Which would mean that I was unlikely to have one.  For many reasons, some of which I’ve discussed here, my sales are…not what I’d prefer them to be.

So it is with considerable pleasure (and pleasurable surprise) that an opportunity more or less fell into my lap when Lisa Miller of Walrus Publishing approached me about a project several years ago.  She was starting up her publishing company, looking for projects, and she asked me what I wanted to do.  I confessed that I would really like to put out a collection.  After looking over some stories, she enthusiastically agreed, and here we are.

Gauging one’s impact in this business is difficult at best.  I’ve published just north of 50 short stories and to the best of my knowledge none of them garnered much notice.  I’ve consistently failed to be nominated for awards in short fiction and I’ve had to date only three stories anthologized (one in a best of the year!) and my production of short fiction fell off after I began selling novels.  For all I know, few people thought much of my short fiction.

Initial reaction to the release of Gravity Box has been surprisingly positive, though.  The echo chamber in which many of us work may be returning some of our early shouts finally.  I choose to be hopeful.

I am very proud of my short fiction.  I never worked so hard at anything.  My inclination was always to be a novelist.  Short stories were not my preferred form, but in order to be a professional I thought I needed to learn how to do them and in fact they taught me a tremendous amount about craft and character and all the small indefinable yet indispensable things that comprise “story.”  Time permitting, I desire to write more of them.  I came to genuinely enjoy the form.

What people will find in Gravity Box and Other Spaces is a collection of stories orbiting around themes involving family and relationships tied to family.  The theme emerged during the process of assembling the pieces.  A third of them have been previously published, the rest are making their debut here.  I ignored subgenres—there are science fiction stories, full-blown fantasies, borderline horror, a lot of “slipstream” and a couple of quasi-historical magic realism types.  I feel they all fit comfortably within my definitions of speculative fiction.  Without wishing to seem presumptuous, I hope they appeal to an even wider audience looking for literary merit.
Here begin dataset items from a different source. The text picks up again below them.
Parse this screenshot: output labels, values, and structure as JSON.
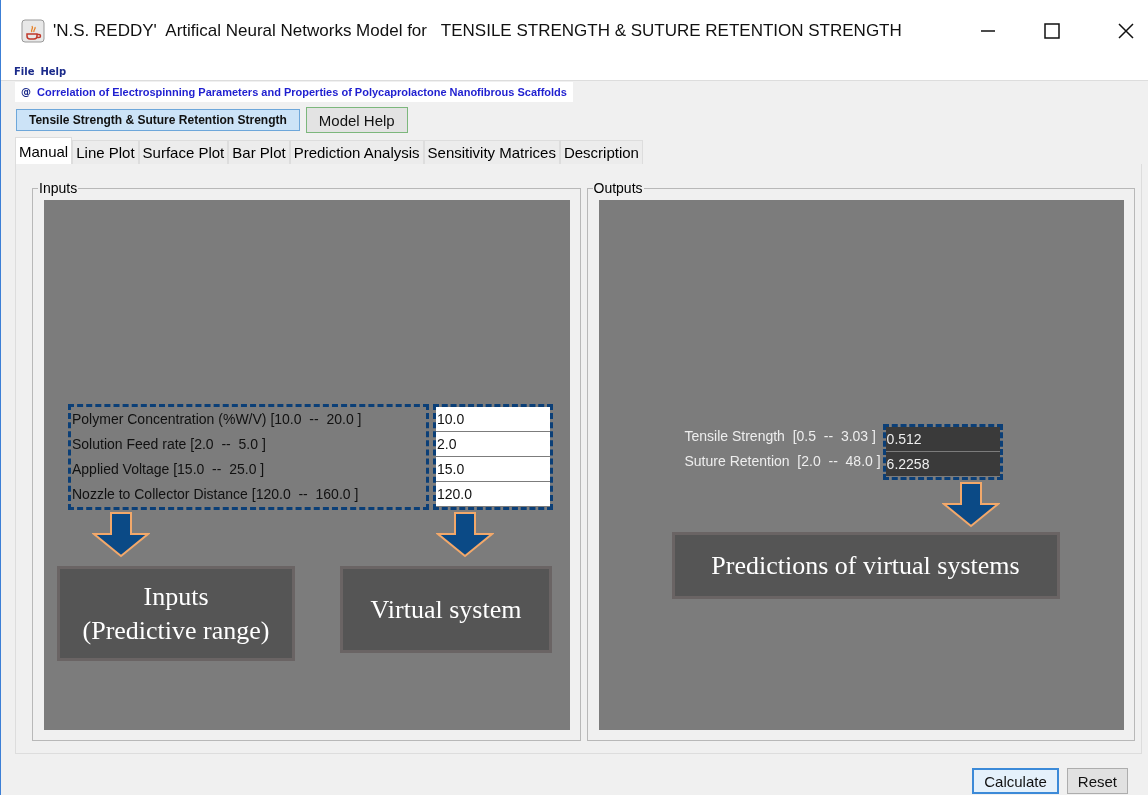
{
  "window": {
    "title": "'N.S. REDDY'  Artifical Neural Networks Model for   TENSILE STRENGTH & SUTURE RETENTION STRENGTH"
  },
  "menu": [
    "File",
    "Help"
  ],
  "banner": {
    "icon": "@",
    "text": "Correlation of Electrospinning Parameters and Properties of Polycaprolactone Nanofibrous Scaffolds"
  },
  "model_buttons": [
    {
      "label": "Tensile Strength & Suture Retention Strength",
      "selected": true
    },
    {
      "label": "Model Help",
      "selected": false
    }
  ],
  "tabs": [
    {
      "label": "Manual",
      "selected": true
    },
    {
      "label": "Line Plot",
      "selected": false
    },
    {
      "label": "Surface Plot",
      "selected": false
    },
    {
      "label": "Bar Plot",
      "selected": false
    },
    {
      "label": "Prediction Analysis",
      "selected": false
    },
    {
      "label": "Sensitivity Matrices",
      "selected": false
    },
    {
      "label": "Description",
      "selected": false
    }
  ],
  "inputs": {
    "title": "Inputs",
    "rows": [
      {
        "label": "Polymer Concentration (%W/V) [10.0  --  20.0 ]",
        "value": "10.0"
      },
      {
        "label": "Solution Feed rate [2.0  --  5.0 ]",
        "value": "2.0"
      },
      {
        "label": "Applied Voltage [15.0  --  25.0 ]",
        "value": "15.0"
      },
      {
        "label": "Nozzle to Collector Distance [120.0  --  160.0 ]",
        "value": "120.0"
      }
    ],
    "callouts": [
      "Inputs\n(Predictive range)",
      "Virtual system"
    ]
  },
  "outputs": {
    "title": "Outputs",
    "rows": [
      {
        "label": "Tensile Strength  [0.5  --  3.03 ]",
        "value": "0.512"
      },
      {
        "label": "Suture Retention  [2.0  --  48.0 ]",
        "value": "6.2258"
      }
    ],
    "callout": "Predictions of virtual systems"
  },
  "buttons": [
    {
      "label": "Calculate",
      "selected": true
    },
    {
      "label": "Reset",
      "selected": false
    }
  ]
}
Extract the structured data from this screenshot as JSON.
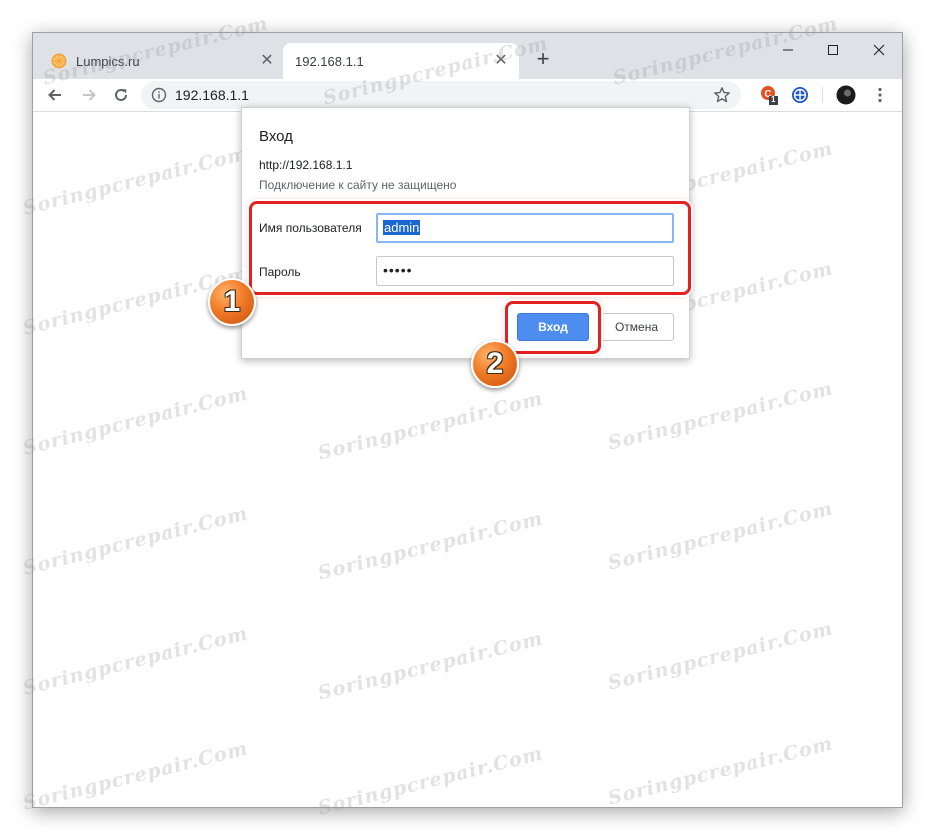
{
  "browser": {
    "tabs": [
      {
        "title": "Lumpics.ru",
        "favicon": "orange-slice-icon",
        "active": false
      },
      {
        "title": "192.168.1.1",
        "active": true
      }
    ],
    "address": "192.168.1.1",
    "extension_badge": "1"
  },
  "auth_dialog": {
    "title": "Вход",
    "url": "http://192.168.1.1",
    "note": "Подключение к сайту не защищено",
    "username_label": "Имя пользователя",
    "username_value": "admin",
    "password_label": "Пароль",
    "password_value": "•••••",
    "login_button": "Вход",
    "cancel_button": "Отмена"
  },
  "annotations": {
    "step1": "1",
    "step2": "2",
    "highlight_color": "#e32121",
    "badge_color": "#f07a26"
  },
  "watermark": "Soringpcrepair.Com"
}
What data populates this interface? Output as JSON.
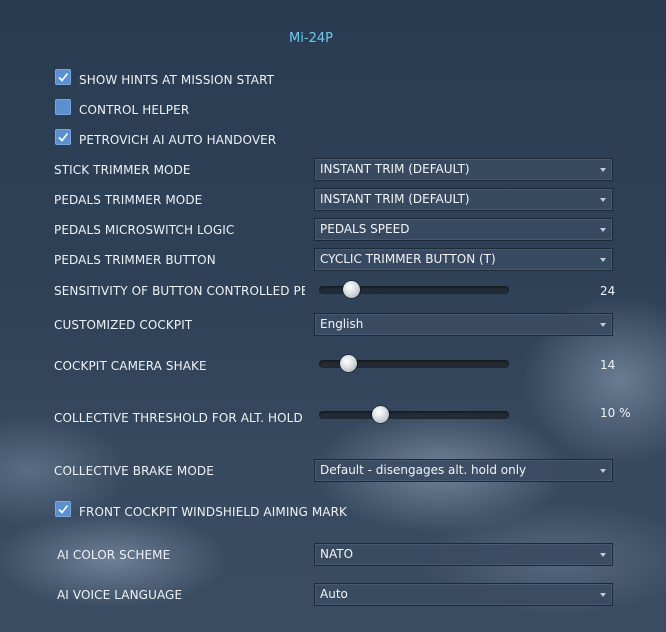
{
  "title": "Mi-24P",
  "checkboxes": {
    "show_hints": {
      "label": "SHOW HINTS AT MISSION START",
      "checked": true
    },
    "control_helper": {
      "label": "CONTROL HELPER",
      "checked": false
    },
    "petrovich": {
      "label": "PETROVICH AI AUTO HANDOVER",
      "checked": true
    },
    "windshield": {
      "label": "FRONT COCKPIT WINDSHIELD AIMING MARK",
      "checked": true
    }
  },
  "dropdowns": {
    "stick_trimmer": {
      "label": "STICK TRIMMER MODE",
      "value": "INSTANT TRIM (DEFAULT)"
    },
    "pedals_trimmer": {
      "label": "PEDALS TRIMMER MODE",
      "value": "INSTANT TRIM (DEFAULT)"
    },
    "pedals_microswitch": {
      "label": "PEDALS MICROSWITCH LOGIC",
      "value": "PEDALS SPEED"
    },
    "pedals_button": {
      "label": "PEDALS TRIMMER BUTTON",
      "value": "CYCLIC TRIMMER BUTTON (T)"
    },
    "cockpit": {
      "label": "CUSTOMIZED COCKPIT",
      "value": "English"
    },
    "brake": {
      "label": "COLLECTIVE BRAKE MODE",
      "value": "Default - disengages alt. hold only"
    },
    "color_scheme": {
      "label": "AI COLOR SCHEME",
      "value": "NATO"
    },
    "voice": {
      "label": "AI VOICE LANGUAGE",
      "value": "Auto"
    }
  },
  "sliders": {
    "sensitivity": {
      "label": "SENSITIVITY OF BUTTON CONTROLLED PEDALS",
      "value": "24",
      "fraction": 0.17
    },
    "shake": {
      "label": "COCKPIT CAMERA SHAKE",
      "value": "14",
      "fraction": 0.15
    },
    "threshold": {
      "label": "COLLECTIVE THRESHOLD FOR ALT. HOLD",
      "value": "10",
      "unit": "%",
      "fraction": 0.32
    }
  },
  "colors": {
    "accent": "#6ec8f0",
    "checkbox": "#5b8fcf"
  }
}
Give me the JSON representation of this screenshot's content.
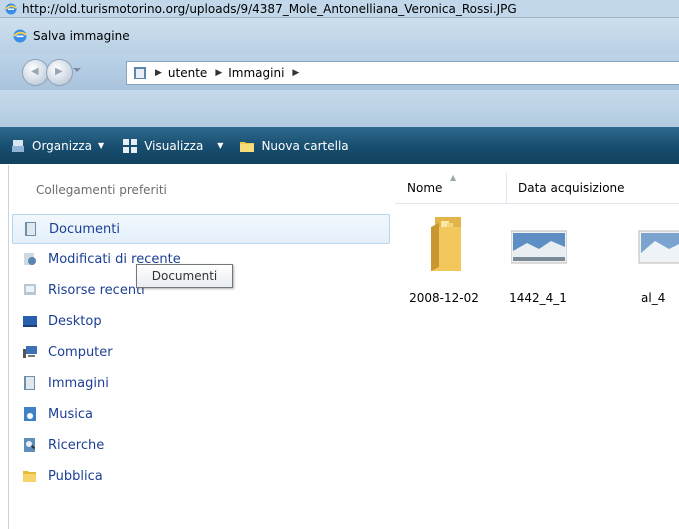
{
  "browser_title": "http://old.turismotorino.org/uploads/9/4387_Mole_Antonelliana_Veronica_Rossi.JPG",
  "dialog_title": "Salva immagine",
  "breadcrumb": {
    "items": [
      "utente",
      "Immagini"
    ]
  },
  "toolbar": {
    "organize_label": "Organizza",
    "view_label": "Visualizza",
    "new_folder_label": "Nuova cartella"
  },
  "sidebar": {
    "header": "Collegamenti preferiti",
    "items": [
      {
        "label": "Documenti",
        "icon": "documents-icon"
      },
      {
        "label": "Modificati di recente",
        "icon": "recent-changes-icon"
      },
      {
        "label": "Risorse recenti",
        "icon": "recent-places-icon"
      },
      {
        "label": "Desktop",
        "icon": "desktop-icon"
      },
      {
        "label": "Computer",
        "icon": "computer-icon"
      },
      {
        "label": "Immagini",
        "icon": "pictures-icon"
      },
      {
        "label": "Musica",
        "icon": "music-icon"
      },
      {
        "label": "Ricerche",
        "icon": "searches-icon"
      },
      {
        "label": "Pubblica",
        "icon": "public-folder-icon"
      }
    ],
    "selected_index": 0
  },
  "tooltip": "Documenti",
  "columns": {
    "name": "Nome",
    "date": "Data acquisizione"
  },
  "files": [
    {
      "name": "2008-12-02",
      "type": "folder"
    },
    {
      "name": "1442_4_1",
      "type": "image"
    },
    {
      "name": "al_4",
      "type": "image"
    }
  ],
  "colors": {
    "toolbar_bg": "#174d6e",
    "link_text": "#1c3f94",
    "selection_bg": "#e3effa"
  }
}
The second book now out is a happy accident.  Yard Dog Press has published a few of my longer short pieces.  They did two chapbooks for me, Extensions and Diva, both novellas.  Anyone in the business will tell you that novellas are damnably difficult to market.  Not long enough to be a book, not short enough to leave room in a magazine for everyone else.  I’ve written few of them in consequence.  Last year, Lynn and Selena, who run Yard Dog, contacted me to let me know they intended combining the two chapbooks into a single, perfect-bound edition.  At the time I was wrestling with a new story that seemed determined to sprawl into a novella, but which also seemed workable as part of the background world in which these two chapbooks shared.  I asked their indulgence to wait till I finished and perhaps they could publish the three of them together.  It still took me an inordinate amount of time to finish the third novella, now entitled Raitch, Later.  But they were happy with it and now the three pieces, under the title The Logic of Departure, are out.  Serendipity.

Now I’m back at work on the novels, hoping for further good news this year.  We could use some, given certain other things that are going on (and not for public consumption).  Be that as it may, I am thrilled right now and of course I look forward to seeing throngs at the release party this Wednesday.

I will be updating everyone on the other events as details come in.

In the meantime, my thanks to Lisa Miller and John Kaufmann and the terrific people at Left Bank Books.  See you all Wednesday.